I am married and have two children. I drive a taxi for a living, and for over 20 years, I have volunteered as a church leader, elder and preacher in Novi Sad, Serbia. Part of my ministry is leading small groups. For years, I would prepare a teaching and share it with my group. All leaders did the same. That was the way we learned. Only occasionally we would have some sort of discussion. Last year, we hosted a parenting course in our church led by Entrust staff. At the very beginning it was obvious this small group would be different from what we were used to. There were a lot of ques- tions and discussion. We loved it. All of us were actively involved and we learned from each other. We noticed that the personal experiences we shared meant a lot to everyone else. We were actu- ally teaching each other and by doing that, we were learning much better and deeper than from just listening to a lesson. Then I attended a small group leader training led by Jim and Lynn Blase. The subject was questions. I learned the important art of asking questions. Good open questions help people think and come up with an answer or a conclusion that stays with them because they own it.

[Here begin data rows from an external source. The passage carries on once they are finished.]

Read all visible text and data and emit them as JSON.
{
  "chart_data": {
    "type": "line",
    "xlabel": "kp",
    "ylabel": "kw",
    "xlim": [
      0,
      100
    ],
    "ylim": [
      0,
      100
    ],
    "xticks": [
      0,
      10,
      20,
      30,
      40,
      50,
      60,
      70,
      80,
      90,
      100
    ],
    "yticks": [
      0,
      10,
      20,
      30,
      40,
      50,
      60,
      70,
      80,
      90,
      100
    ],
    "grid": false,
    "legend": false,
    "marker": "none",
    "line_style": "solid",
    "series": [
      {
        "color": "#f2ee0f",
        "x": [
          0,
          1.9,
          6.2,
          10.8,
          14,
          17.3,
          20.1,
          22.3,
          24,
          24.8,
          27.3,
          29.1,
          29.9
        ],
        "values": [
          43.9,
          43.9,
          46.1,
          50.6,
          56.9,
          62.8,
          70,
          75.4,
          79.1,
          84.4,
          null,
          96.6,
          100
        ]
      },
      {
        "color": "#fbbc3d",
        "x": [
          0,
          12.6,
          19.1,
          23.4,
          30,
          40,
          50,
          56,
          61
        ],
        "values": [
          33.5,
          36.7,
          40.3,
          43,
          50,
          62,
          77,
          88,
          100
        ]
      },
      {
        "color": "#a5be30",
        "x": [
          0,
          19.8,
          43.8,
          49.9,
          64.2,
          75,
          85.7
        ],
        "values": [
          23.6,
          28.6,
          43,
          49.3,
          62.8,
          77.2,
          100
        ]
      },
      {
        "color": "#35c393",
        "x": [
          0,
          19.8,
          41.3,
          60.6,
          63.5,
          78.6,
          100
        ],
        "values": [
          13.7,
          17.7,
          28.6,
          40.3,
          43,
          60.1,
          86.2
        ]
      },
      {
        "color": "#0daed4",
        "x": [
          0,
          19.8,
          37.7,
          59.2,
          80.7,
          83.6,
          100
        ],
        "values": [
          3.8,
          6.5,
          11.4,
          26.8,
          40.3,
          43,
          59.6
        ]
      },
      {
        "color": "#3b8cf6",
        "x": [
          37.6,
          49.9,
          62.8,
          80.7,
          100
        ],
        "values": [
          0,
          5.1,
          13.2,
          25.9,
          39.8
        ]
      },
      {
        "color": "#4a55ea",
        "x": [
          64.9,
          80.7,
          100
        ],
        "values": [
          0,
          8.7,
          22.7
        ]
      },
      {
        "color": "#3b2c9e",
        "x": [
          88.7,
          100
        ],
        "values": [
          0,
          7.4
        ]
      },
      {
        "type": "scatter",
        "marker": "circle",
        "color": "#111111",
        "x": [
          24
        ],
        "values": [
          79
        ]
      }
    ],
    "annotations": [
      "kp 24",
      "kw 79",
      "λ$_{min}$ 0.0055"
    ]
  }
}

These courses changed my perspective about how to lead small groups. I know there is more for me to learn, but this is a good beginning.




We offered the small group leader training mentioned here at the invitation of a campus ministry. Most of the attendees were campus small group leaders. Although he’s not in campus ministry and was the oldest person there, Boža jumped in enthusiastically. Afterwards, he came up and told us, “I’ve been doing it all wrong.” We asked him what he meant. He said he’d realized through the training that he’s spent far too much time lecturing and too little time asking questions and listening. We asked him to write about his experience, which he was eager to do.